DEC delineated the wetland boundary and generated a survey map which changed the wetland boundary to include the channel discovered during the field inspection. Petitioner challenged the delineation contending that it did not correspond to the boundary as shown on the wetlands map for Columbia County and that DEC could not unilaterally amend the boundary without following statutory and regulatory procedures. On December 16, 1991, DEC verified the accuracy of the wetland boundary line as depicted on the survey map.

On January 15, 1992, DEC began formal map amendment procedures to adjust the boundary of wetland HN-2 on the final freshwater wetlands map for Columbia County to reflect the additional wetland area. Notices were mailed to petitioner and other affected landowners, and published notices appeared in two area newspapers and DEC’s environmental notice bulletin; these notices directed interested parties to submit written comments to the proposed amendments within 30 days.

Petitioner orally demanded a public hearing and was informed to submit written comments for DEC’s consideration. Petitioner and Hudson Community Development and Planning Agency filed objections to the proposed amendment. DEC ultimately recommended the amendment in a summary of staff findings and recommendations. On October 26, 1993, based on these findings and recommendations, respondent issued a decision and order adopting the map amendment, which became effective November 17, 1993.
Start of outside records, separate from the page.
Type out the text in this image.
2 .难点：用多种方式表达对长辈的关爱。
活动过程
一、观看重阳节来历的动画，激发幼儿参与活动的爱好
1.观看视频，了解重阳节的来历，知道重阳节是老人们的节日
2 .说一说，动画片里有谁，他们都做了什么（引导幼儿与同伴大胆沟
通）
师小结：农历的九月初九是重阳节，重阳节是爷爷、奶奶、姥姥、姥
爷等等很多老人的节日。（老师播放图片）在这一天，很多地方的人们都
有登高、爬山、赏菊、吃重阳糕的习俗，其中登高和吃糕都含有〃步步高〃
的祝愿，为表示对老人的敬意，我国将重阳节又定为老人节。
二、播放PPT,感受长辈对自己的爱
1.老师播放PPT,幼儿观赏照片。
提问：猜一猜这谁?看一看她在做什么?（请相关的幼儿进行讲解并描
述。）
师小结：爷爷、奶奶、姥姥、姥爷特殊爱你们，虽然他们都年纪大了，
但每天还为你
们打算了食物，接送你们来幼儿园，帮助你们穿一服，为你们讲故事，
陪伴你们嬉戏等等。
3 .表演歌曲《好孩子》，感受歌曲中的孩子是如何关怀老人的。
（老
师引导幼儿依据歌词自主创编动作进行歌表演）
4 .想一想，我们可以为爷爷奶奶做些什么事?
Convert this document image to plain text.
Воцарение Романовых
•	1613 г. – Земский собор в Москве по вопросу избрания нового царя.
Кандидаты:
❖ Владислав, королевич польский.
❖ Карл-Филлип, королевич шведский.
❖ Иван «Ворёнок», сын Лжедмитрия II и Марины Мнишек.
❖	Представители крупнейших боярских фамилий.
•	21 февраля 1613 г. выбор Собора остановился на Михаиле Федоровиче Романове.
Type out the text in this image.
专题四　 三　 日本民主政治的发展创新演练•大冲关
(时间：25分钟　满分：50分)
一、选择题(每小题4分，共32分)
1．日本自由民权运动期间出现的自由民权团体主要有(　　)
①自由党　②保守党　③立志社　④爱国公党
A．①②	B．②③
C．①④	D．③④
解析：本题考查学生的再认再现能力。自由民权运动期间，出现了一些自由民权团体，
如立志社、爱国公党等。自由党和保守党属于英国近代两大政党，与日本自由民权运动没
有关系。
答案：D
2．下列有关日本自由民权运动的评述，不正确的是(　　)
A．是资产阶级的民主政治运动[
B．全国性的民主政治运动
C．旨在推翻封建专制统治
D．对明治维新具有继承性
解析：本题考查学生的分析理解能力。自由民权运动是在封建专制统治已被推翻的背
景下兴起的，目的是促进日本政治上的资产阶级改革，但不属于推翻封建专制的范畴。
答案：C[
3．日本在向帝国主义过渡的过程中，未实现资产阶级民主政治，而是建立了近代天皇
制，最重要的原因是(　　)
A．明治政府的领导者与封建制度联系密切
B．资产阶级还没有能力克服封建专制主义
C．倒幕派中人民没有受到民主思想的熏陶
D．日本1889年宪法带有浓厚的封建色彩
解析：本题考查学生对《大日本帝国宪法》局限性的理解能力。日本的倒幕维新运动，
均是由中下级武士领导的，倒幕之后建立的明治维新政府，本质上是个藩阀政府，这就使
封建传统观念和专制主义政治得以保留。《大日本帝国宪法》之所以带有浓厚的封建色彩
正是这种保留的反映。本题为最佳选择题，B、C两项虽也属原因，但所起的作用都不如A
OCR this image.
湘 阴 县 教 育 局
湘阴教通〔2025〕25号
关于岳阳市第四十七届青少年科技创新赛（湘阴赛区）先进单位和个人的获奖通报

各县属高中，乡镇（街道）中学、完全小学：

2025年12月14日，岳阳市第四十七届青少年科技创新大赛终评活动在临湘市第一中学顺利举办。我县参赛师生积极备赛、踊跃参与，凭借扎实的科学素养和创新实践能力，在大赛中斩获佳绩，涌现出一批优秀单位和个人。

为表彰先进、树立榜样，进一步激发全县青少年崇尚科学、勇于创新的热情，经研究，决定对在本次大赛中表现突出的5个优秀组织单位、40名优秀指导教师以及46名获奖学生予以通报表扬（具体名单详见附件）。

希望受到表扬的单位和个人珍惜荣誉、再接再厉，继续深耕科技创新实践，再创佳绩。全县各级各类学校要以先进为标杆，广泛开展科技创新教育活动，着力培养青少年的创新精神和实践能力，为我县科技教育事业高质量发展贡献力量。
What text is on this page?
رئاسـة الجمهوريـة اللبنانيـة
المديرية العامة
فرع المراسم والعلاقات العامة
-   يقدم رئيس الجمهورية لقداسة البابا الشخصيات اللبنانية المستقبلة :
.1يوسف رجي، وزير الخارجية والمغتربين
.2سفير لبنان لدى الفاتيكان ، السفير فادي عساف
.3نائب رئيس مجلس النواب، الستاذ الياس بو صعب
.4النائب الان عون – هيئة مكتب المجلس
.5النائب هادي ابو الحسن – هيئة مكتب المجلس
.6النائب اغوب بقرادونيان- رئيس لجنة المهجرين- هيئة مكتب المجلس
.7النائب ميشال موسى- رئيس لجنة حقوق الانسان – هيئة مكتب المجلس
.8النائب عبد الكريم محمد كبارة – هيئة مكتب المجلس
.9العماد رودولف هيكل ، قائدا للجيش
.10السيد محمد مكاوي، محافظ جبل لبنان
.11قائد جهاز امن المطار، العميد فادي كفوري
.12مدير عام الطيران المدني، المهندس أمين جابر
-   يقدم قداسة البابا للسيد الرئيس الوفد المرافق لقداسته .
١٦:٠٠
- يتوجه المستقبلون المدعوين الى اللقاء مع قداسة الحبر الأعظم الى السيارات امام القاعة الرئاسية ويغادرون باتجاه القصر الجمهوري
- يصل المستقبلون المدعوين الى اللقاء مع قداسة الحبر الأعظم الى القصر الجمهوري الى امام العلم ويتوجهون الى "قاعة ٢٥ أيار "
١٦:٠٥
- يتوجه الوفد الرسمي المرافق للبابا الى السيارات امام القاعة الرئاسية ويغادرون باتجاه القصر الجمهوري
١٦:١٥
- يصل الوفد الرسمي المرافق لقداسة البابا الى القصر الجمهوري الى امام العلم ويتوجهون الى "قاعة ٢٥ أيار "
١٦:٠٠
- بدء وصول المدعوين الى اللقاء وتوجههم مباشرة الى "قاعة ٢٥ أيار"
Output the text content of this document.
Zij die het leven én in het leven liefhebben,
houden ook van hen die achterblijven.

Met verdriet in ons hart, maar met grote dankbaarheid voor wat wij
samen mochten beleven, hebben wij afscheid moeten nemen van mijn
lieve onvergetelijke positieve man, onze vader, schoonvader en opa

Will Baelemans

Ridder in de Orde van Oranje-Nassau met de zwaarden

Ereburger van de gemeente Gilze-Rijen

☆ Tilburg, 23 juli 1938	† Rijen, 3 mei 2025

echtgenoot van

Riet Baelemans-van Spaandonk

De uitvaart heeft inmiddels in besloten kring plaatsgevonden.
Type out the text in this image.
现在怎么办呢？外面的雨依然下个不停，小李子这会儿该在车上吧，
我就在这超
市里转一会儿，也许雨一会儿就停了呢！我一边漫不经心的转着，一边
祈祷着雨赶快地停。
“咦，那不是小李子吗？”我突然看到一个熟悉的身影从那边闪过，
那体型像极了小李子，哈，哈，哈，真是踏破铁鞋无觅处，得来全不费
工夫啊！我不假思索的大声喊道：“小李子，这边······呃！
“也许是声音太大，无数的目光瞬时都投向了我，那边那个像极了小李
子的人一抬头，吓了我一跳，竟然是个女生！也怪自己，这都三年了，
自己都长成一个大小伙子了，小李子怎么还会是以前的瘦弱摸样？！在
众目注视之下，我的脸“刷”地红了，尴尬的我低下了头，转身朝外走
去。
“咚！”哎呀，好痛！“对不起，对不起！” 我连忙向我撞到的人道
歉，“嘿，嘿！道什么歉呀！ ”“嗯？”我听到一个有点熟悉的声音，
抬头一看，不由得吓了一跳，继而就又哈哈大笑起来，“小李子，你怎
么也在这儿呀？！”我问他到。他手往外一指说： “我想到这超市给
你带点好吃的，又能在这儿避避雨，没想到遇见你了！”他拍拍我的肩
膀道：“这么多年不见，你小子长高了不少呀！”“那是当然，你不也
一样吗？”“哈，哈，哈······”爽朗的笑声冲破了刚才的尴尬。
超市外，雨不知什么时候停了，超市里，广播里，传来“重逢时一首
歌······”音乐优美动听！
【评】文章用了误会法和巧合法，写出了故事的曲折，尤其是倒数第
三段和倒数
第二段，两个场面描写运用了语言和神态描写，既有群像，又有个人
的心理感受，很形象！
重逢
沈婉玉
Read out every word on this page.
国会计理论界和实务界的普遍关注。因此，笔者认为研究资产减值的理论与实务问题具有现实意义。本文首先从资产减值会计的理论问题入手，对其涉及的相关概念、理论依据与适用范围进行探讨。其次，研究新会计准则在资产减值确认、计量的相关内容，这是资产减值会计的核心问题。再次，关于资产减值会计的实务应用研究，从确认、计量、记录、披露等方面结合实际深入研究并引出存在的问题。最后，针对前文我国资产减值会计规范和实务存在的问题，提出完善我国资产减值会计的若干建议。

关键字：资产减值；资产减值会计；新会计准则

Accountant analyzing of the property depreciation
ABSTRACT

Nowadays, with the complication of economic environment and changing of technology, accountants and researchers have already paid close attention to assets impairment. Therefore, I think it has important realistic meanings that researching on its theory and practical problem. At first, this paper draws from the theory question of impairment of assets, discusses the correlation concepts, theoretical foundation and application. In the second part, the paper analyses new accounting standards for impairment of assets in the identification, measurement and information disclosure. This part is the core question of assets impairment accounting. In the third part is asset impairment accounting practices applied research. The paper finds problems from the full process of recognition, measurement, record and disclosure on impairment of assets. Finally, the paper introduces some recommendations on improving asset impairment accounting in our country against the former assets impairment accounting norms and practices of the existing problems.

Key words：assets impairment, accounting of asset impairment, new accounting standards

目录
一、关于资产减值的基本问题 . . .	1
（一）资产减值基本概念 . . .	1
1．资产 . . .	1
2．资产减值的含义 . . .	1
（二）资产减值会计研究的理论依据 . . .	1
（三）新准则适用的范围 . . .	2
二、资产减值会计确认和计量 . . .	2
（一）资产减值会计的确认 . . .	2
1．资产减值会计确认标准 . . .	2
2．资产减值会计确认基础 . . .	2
This Court is constrained to defer to the agency responsible for the administration of a statute when its construction and application involves the "knowledge and understanding of *900underlying operational practices or entails an evaluation of factual data and inferences to be drawn therefrom” (Kurosics v Merchants Mut. Ins. Co., 49 NY2d 451, 459), unless such interpretation "is without sound basis in reason and is generally taken without regard to the facts” (Matter of Pell v Board of Educ., 34 NY2d 222, 231).

Addressing petitioner’s contention that a public hearing was required, we conclude that DEC’s decision to treat the amendment as a minor adjustment to clarify and/or correct a minor error in the boundary of wetland HN-2 is in conformity with its broad authority to readjust a final wetlands map (ECL 24-0301 [6]; see, Matter of Wedinger v Goldberger, 71 NY2d 428, 436, cert denied 488 US 850). The notice requirement which must be provided to each owner of record (see, ECL 24-0301 [6]; 6 NYCRR 664.7), in the instance of a minor adjustment, does not require a public hearing unless respondent determines that it is appropriate (6 NYCRR 664.7 [a] [2] [ii]). The instant amendment extended the boundary of wetland HN-2, a 650-acre area, by 200 feet, by 50 feet or 0.23 of an acre in scope. We find respondent’s conclusion that a public hearing was not required regarding this minor adjustment and that written comment was sufficient to be rational and reasonable. The written procedure gave petitioner an opportunity to present its arguments against the proposal, and respondent responded to each of petitioner’s arguments and concerns.

Addressing petitioner’s assertion that respondent’s final determination to amend was arbitrary and capricious, we note that wetlands vegetation were identified in the area in question, in a narrow channel on petitioner’s property. The channel is contiguous to the previously mapped wetland HN-2. There was an abrupt demarcation between the wetlands vegetation at the bottom of the channel and the upland vegetation at the top thereof. The boundary was marked at the wetland edge at the bottom of the channel. Since boundaries of a freshwater wetland are defined as the "outer limit of the vegetation specified in [ECL 24-0107 (1) (a) & (b)]” (ECL 24-0107 [3]), the use of the obvious edge of the wetlands vegetation was appropriate. Since there was no transition zone of wetlands and upland vegetation but a sharp demarcation, no special delineation procedure was required. The memorandum of the DEC employee who personally inspected the area supplied the substantial evidence to uphold respondent’s decision.

We find petitioner’s final contention, that respondent was required to examine soil surveys not mandated and reject the challenge to the mapping procedure, as without merit.

*901Cardona, P. J., White, Casey and Spain, JJ., concur. Ordered that the judgment is affirmed, without costs.